Introduction: Cerebral angiography performed after aneurysm surgery can identify causes of morbidity and mortality that may be corrected. The risks and benefits of angiography that is performed after aneurysm surgery, however, have not been clearly defined. We therefore reviewed our experience with postoperative angiography to determine its dangers and benefits.
Methods: During 10 years, 543 consecutive patients received treatment for cerebral aneurysms. A retrospective analysis of 597 diagnostic angiograms obtained after aneurysm surgery for 494 of these patients was performed.

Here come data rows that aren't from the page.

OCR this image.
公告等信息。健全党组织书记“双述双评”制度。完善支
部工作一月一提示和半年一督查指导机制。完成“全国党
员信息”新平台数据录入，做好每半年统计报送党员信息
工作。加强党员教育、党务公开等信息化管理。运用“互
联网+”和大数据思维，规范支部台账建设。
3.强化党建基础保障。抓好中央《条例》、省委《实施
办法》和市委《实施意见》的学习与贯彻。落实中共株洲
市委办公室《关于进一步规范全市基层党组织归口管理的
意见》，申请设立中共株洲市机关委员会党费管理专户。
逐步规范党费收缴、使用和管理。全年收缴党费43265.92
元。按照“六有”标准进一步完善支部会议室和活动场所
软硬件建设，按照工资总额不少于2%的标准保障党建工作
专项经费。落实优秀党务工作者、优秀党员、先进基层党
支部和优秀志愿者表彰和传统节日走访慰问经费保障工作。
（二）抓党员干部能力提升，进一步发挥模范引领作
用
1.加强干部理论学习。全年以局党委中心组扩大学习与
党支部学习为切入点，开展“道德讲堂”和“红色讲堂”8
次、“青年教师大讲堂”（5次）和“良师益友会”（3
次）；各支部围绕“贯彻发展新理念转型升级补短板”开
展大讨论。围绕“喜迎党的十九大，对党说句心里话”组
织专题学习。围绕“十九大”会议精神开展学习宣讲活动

Results: Catheter-induced vessel spasm and dissection, occurring most frequently in the internal carotid artery, were observed in seven (1.2%) and six (1%) studies, respectively. No angiography-associated strokes were identified. No association between age, smoking, hypertension, blood pressure, atherosclerosis, or severe vasospasm and angiographic complications was observed. Aneurysm remnants were identified in 36 (5.7%) of the 637 aneurysms that were surgically treated. Atherosclerosis (P < 0.01) or multiple clip applications (P < 0.01) were significantly associated with aneurysm remnants. Angiographic vessel occlusion was observed in 28 (5.7%) patients and resulted in stroke in 14 of these patients. Vessel occlusion was significantly associated with increasing aneurysm size (P < 0.001), atherosclerosis (P < 0.001), temporary clips (P < 0.001), multiple clips (P=0.03), multiple clip applications (P=0.001), and a new postoperative neurological deficit (P=0.002). Severe vasospasm and newly identified aneurysms were observed in 51 and 16 patients, respectively.
Conclusion: Angiography after aneurysm surgery is safe and can be routinely performed. Angiography after aneurysm surgery should be particularly considered for patients with large aneurysms or cerebrovascular atherosclerosis and for those who develop new postoperative neurological deficits.